Review | Songlines

Juyungo: Afro-Indigenous Music from the Northwestern Andes

Rating: ★★★★★

View album and artist details

Album and Artist Details

Artist/band:

VARIOUS ARTISTS

Label:

Honest Jon’s Records

April/2025

In the Ecuadorian city and surrounding region of Esmeraldas, the descendants of Africans who escaped slavery, and Indigenous peoples such as the Chachi, have co-existed for over 400 years. Their musical cultures developed separately but influenced each other, and the exploration of this is the focus of this astonishing album based on the work of French musicologist Chopin Thermes. The material here was recorded and collated by Thermes between 1969 and 1996 and is the product of Afro-Ecuadorian and Indigenous musicians brought together to form Ensamble Juyungo. African marimba and percussion mix with Andean flutes, treble-heavy string instruments and scratchy violin; sometimes the Andeans join in with an Esmeraldenian Andarele, and at other times the Esmeraldenians accompany an Indigenous Chachi melody.
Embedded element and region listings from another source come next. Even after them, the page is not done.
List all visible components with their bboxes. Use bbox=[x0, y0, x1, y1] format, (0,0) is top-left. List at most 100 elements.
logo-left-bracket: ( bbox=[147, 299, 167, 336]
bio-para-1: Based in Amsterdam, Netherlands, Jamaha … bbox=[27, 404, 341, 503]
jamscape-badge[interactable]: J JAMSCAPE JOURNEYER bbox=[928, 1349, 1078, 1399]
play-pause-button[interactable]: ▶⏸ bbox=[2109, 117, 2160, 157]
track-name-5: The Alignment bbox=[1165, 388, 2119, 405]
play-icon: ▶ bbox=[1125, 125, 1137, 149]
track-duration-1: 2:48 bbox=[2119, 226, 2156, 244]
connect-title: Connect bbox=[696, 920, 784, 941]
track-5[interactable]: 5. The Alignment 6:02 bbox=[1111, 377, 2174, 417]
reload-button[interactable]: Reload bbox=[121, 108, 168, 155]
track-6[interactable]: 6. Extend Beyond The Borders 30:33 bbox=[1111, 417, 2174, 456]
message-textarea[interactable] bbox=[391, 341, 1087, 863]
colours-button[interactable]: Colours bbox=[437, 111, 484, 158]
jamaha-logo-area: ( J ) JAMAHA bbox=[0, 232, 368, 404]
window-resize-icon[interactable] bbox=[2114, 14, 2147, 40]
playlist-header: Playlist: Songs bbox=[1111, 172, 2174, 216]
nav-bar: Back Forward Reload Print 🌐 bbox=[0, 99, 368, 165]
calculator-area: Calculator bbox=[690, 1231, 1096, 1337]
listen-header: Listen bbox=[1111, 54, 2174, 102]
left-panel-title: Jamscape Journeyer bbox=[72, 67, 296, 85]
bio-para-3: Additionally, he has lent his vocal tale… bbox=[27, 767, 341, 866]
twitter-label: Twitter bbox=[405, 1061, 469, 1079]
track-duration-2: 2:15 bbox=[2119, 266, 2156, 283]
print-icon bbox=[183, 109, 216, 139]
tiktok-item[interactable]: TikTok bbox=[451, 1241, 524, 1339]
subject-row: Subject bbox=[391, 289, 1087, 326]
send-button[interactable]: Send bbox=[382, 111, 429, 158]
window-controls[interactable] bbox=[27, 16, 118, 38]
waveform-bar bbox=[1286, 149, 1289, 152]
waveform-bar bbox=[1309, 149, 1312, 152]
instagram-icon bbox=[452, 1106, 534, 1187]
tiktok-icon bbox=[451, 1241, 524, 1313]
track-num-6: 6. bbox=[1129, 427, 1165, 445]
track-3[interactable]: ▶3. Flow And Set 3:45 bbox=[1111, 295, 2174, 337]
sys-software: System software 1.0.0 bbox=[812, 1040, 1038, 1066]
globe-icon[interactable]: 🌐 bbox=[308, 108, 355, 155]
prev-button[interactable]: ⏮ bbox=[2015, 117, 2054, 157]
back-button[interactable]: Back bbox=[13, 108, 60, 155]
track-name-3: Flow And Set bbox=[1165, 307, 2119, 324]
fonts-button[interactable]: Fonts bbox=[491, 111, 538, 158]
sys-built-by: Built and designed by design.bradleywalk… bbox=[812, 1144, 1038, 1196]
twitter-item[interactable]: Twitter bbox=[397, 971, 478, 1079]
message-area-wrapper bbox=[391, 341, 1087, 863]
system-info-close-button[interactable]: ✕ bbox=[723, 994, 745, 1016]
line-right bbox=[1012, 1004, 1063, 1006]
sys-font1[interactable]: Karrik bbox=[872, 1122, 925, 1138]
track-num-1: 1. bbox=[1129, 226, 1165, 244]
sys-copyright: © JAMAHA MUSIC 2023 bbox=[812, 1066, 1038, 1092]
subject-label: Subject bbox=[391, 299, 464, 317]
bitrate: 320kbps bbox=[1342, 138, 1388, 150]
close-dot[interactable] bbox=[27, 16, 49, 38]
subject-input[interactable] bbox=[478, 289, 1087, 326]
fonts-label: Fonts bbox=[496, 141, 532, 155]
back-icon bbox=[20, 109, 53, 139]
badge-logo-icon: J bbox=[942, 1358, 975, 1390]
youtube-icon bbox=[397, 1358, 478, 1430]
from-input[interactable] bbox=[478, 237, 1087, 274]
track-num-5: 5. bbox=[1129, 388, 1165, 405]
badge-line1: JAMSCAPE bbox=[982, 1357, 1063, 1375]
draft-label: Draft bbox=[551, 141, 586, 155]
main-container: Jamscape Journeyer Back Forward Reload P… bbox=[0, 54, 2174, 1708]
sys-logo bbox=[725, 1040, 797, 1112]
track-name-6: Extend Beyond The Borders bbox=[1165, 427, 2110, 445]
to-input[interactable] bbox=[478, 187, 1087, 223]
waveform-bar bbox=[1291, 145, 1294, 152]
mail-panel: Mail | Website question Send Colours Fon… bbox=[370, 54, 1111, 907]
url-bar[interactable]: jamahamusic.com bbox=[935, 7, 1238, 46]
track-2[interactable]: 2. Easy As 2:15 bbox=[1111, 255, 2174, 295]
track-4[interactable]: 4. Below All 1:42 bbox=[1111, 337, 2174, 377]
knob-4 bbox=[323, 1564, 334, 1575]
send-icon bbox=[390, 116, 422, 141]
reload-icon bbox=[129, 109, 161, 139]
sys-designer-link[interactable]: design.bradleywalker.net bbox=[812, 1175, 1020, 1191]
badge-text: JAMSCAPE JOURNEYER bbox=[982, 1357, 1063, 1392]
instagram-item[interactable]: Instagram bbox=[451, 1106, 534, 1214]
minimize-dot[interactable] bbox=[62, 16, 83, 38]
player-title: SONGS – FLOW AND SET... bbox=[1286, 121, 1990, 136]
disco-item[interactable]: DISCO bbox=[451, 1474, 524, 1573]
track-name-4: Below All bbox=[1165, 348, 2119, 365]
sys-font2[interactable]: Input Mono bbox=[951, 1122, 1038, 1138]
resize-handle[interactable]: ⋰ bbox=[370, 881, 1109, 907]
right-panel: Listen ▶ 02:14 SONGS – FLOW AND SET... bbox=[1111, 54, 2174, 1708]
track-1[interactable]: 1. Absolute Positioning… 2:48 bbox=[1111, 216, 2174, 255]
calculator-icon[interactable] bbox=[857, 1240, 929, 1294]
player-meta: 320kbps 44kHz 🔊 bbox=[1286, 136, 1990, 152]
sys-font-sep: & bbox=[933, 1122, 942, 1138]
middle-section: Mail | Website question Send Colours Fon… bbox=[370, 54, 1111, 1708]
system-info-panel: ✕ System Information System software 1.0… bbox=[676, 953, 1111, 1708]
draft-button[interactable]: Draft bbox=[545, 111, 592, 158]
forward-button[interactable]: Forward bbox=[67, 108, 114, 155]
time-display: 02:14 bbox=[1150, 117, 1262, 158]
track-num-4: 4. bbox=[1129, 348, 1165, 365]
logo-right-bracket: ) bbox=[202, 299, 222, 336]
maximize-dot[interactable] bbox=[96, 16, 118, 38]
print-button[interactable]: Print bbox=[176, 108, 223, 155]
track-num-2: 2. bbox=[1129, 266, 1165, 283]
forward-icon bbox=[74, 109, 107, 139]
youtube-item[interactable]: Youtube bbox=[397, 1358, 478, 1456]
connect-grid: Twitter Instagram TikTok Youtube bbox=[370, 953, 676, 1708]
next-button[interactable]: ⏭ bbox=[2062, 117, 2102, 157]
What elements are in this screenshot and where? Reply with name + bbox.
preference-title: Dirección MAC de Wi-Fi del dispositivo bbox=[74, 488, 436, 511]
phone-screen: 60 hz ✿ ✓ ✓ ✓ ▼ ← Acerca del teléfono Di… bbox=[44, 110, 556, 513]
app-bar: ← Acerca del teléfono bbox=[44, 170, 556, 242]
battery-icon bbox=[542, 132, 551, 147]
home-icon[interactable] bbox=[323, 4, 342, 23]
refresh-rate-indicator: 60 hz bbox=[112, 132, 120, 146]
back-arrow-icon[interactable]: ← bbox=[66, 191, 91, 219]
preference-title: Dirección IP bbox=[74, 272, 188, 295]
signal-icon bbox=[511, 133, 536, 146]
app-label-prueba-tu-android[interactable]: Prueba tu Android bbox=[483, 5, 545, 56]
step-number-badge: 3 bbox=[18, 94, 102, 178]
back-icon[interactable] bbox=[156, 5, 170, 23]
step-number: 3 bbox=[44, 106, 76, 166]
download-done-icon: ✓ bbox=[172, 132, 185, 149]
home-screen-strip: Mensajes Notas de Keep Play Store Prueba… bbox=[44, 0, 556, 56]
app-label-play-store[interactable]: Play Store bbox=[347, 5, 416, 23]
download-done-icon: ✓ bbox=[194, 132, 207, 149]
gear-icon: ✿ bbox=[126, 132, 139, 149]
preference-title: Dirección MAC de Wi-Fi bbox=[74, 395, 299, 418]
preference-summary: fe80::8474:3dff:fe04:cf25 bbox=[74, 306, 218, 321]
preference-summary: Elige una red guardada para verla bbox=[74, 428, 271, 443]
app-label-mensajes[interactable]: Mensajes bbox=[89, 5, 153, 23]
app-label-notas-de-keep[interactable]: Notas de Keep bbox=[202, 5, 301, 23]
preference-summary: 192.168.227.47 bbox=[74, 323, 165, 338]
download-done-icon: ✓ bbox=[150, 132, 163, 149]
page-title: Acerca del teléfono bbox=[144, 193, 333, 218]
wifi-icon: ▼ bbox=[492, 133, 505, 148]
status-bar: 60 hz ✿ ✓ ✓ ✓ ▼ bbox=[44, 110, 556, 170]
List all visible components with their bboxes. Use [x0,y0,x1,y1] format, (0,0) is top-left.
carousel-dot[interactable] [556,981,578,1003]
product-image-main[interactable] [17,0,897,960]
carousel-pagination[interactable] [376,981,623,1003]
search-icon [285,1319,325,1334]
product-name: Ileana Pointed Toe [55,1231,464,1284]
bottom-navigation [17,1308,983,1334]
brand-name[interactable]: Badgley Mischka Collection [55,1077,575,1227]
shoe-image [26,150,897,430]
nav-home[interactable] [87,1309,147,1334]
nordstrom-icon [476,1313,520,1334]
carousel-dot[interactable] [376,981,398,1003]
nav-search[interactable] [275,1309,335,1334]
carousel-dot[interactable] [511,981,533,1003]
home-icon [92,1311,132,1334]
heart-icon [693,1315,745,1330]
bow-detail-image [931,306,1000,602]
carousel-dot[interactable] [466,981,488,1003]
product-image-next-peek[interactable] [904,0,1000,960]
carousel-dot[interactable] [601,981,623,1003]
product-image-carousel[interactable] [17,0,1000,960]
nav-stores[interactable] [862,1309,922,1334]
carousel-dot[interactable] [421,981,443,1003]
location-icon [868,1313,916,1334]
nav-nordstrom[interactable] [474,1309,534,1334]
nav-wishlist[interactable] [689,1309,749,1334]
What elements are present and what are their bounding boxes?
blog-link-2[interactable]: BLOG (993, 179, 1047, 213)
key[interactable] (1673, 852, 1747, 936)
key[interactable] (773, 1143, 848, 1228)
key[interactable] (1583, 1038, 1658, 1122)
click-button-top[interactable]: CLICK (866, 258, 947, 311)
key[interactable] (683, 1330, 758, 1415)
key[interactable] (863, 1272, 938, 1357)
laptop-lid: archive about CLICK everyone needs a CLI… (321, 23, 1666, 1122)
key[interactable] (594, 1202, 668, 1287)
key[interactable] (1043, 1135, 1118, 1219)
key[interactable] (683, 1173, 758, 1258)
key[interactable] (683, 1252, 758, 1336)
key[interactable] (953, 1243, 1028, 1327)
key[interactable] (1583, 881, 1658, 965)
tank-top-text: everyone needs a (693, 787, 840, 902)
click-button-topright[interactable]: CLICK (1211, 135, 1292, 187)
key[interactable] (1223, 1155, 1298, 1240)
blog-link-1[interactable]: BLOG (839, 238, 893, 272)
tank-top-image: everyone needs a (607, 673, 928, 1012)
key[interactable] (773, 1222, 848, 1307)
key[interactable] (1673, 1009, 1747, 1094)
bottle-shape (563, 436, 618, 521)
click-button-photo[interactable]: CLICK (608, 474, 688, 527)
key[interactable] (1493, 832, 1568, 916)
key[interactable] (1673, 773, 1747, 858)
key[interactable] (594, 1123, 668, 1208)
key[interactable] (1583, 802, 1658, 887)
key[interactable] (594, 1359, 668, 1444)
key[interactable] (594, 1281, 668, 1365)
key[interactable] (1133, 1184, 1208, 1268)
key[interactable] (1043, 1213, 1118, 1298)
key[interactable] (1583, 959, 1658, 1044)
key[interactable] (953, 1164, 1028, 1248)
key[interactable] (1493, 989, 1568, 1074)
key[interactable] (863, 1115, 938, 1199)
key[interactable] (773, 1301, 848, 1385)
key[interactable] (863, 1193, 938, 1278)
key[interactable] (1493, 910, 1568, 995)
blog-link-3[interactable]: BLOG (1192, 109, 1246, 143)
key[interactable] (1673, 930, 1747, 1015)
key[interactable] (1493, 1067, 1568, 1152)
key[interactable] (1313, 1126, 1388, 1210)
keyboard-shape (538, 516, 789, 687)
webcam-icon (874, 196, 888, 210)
To remind us of the European presence, there are occasional interjections from harpsichord and viola da gamba, which stand in surreal contrast to the background static of yagé (ayahuasca) ceremonies, weddings and found sounds. It’s feverish and immersive art that examines a particularly syncretic element of a continent in which the constituent ingredients are so piquantly evident. To quote the liner notes, it’s “a mixture of mixtures.”